More than 50 years later, Germain will share space with cummings: In the Webster’s Woods Sculpture Park at the fine arts center, a line of his appears on green panels among the ferns.
“Your head is a living forest full of songbirds,” they read.
As a young woman, Germain stepped away from poetry. At 18 she wanted out of her farming town, and moved to Washington, D.C., having landed a job as a clerk-typist at the U.S. Department of Justice. Back then, she said, the FBI sent recruiters to high schools in the Midwest, hence her chance to take off for the big city.
This was before computers were ubiquitous. Life as a typist was “quite an experience,” Germain recalled. She worked on fingerprint correspondence for about a year, and then lit out for the place she’d dreamed of: California.
Working in the capital city of Sacramento, she started attending community college, which at the time cost hardly anything. She cobbled together work-study jobs and grants to make the leap to the University of California at Santa Cruz and earned two degrees in literature, one in Santa Cruz and another at the University of British Columbia.
In 1987, Germain moved to the North Olympic Peninsula, where she taught English, literature and writing for two decades. She also spent time in Italy as a visiting scholar and artist at the American Academy in Rome. Now retired, she’s devoted to her poetry and art.
To those interested in writing, Germain offers encouragement: “Discover what’s out there,” she said, in the world of literature and other art forms. Read poetry, all kinds, and see what you like.
“It’s important to have that beauty in your life: art someone made,” she said.
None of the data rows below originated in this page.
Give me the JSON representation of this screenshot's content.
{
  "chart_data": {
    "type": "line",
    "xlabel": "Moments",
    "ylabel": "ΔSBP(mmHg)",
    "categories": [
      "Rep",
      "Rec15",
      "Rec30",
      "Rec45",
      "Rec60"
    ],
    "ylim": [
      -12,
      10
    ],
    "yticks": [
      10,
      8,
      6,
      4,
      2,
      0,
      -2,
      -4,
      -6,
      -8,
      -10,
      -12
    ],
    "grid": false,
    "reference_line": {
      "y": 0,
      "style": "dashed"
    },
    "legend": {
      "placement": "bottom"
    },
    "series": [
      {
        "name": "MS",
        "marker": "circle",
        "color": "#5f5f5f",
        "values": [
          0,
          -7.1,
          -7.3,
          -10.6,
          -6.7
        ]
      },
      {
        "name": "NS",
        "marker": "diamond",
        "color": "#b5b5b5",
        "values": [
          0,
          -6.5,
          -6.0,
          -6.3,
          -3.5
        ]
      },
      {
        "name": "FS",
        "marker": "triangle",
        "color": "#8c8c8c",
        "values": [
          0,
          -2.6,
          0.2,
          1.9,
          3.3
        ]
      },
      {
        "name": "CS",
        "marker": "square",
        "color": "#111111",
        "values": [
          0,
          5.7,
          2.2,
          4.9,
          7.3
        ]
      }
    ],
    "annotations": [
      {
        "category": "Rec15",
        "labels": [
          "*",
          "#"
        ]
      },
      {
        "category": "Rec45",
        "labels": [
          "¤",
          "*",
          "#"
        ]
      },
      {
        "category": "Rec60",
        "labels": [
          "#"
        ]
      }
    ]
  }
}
Germain once took a life drawing course in which she had to start by drawing a skeleton. She thought, “Oh, I could write a great poem about this.”
“I worked on it and worked on it,” before setting it aside. The would-be poem didn’t work, Germain said, because she was trying to control it too much.
“The important thing is to let the poem go where it wants to go, and be surprised by it,” she said. This works in other forms too, if you stay open.
“When I’m painting something, often it just builds organically. A mistake will take me in a different direction. There are lots of mistakes. And I like that.”